Last year the Productivity Commission published a report called “More Effective Social Services” that is founded on a “social investment approach” attempting to do “more with less”, targeting services on specific user groups, and introducing alternative funding models including “social bonds” (enabling low risk private sector investment in social services). 

 Just last year the government also announced the establishment of an “expert panel” to review Child Youth and Family services (New Zealand’s central government run child protection services). The so-called “expert panel” included not a single social work voice. The “expert panel” has now reported but the practical implications of their proposals are, as yet, unclear. They are, however, likely to have profound implications for the structure of child protection services, the registration of social workers (not yet mandatory), the surveillance of families at risk, the role of the NGO and for-profit sectors, and the future of social work education.  

Another very notable development, and one worth keeping your eye on from the UK, has been the government’s proposals to introduce a predictive risk modelling tool using data held on service users by all government agencies to predict the likelihood that families will maltreat their children. This is a deeply troubling development, reminiscent of the idea of predicting “future crime” explored in the movie “Minority report”. Except, this time it’s for real. Several social work academics from New Zealand and Australia have developed critiques of the tool that are well work reading (see references in the Re-Imagining Social Work blog cited below).
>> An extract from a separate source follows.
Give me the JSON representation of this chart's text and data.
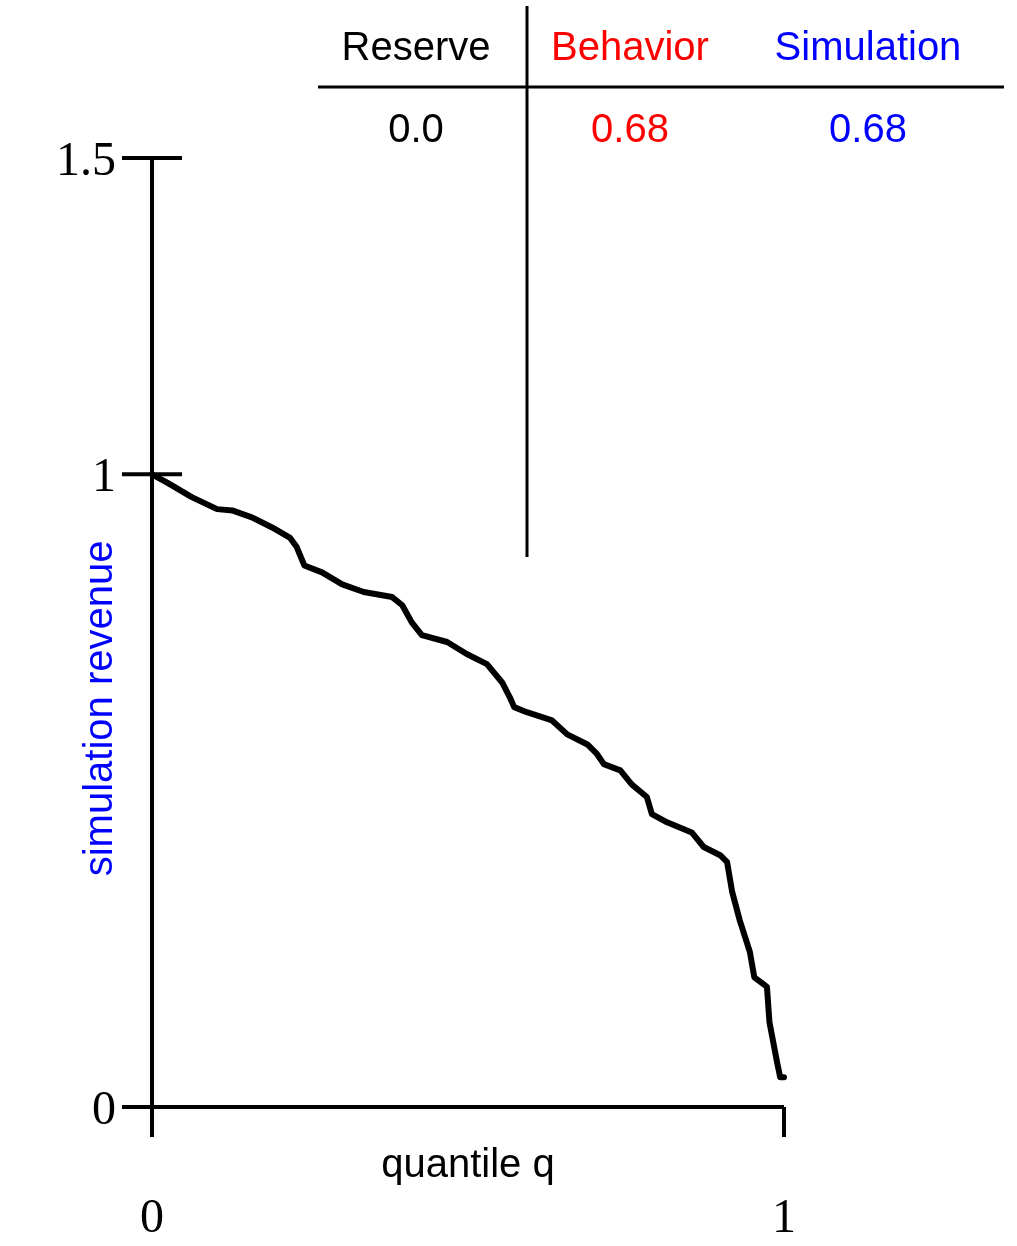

On a more positive note, partly in response to these recent assaults on social work, there have been several progressive developments.

The Aotearoa New Zealand Association of Social Workers (ANZASW) employed a Campaign Coordinator (one Luis Arevelo) who made active use of social media, and street campaigning work, to raise awareness about social issues, especially the connection between the anti-TPPA movement and social work. 
 
The Public Services Association (the main union for many social workers) has been very active through their own Social Workers Action Network actively campaigning, consciousness raising and organising local networks of social workers to monitor and resist regressive changes: https://www.psa.org.nz/at-work/networks/social-workers-action-network/
 
Several NZ academics combined to form the Re-imagining Social Work (RSW) Collective: a blogging collective formed to challenge the review of Child Youth and Family and to advance a progressive vision for social work practice. The blog has (in 2016 alone) had over 20,000 views from over 10,000 visitors: http://www.reimaginingsocialwork.nz/
 
Finally, the comrades working together in the RSW collective connected with some other academic colleagues to form an editorial collective for the ANZASW journal Aotearoa New Zealand Social Work. We have founded an international editorial advisory board (including comrades from SWAN) and have transformed the journal into a free, open access journal for all social workers worldwide. We welcome our UK colleagues as readers and contributors, just register online to stay up to date: https://anzswjournal.nz/anzsw
 
Colleagues and comrades, may your conference be a stimulating and inspiring one.
 
A luta continua.
 
Yours in solidarity,
 
Neil Ballantyne
 
Senior Lecturer (Open Polytechnic of New Zealand) and 
member of the Re-imagining Social Work Collective.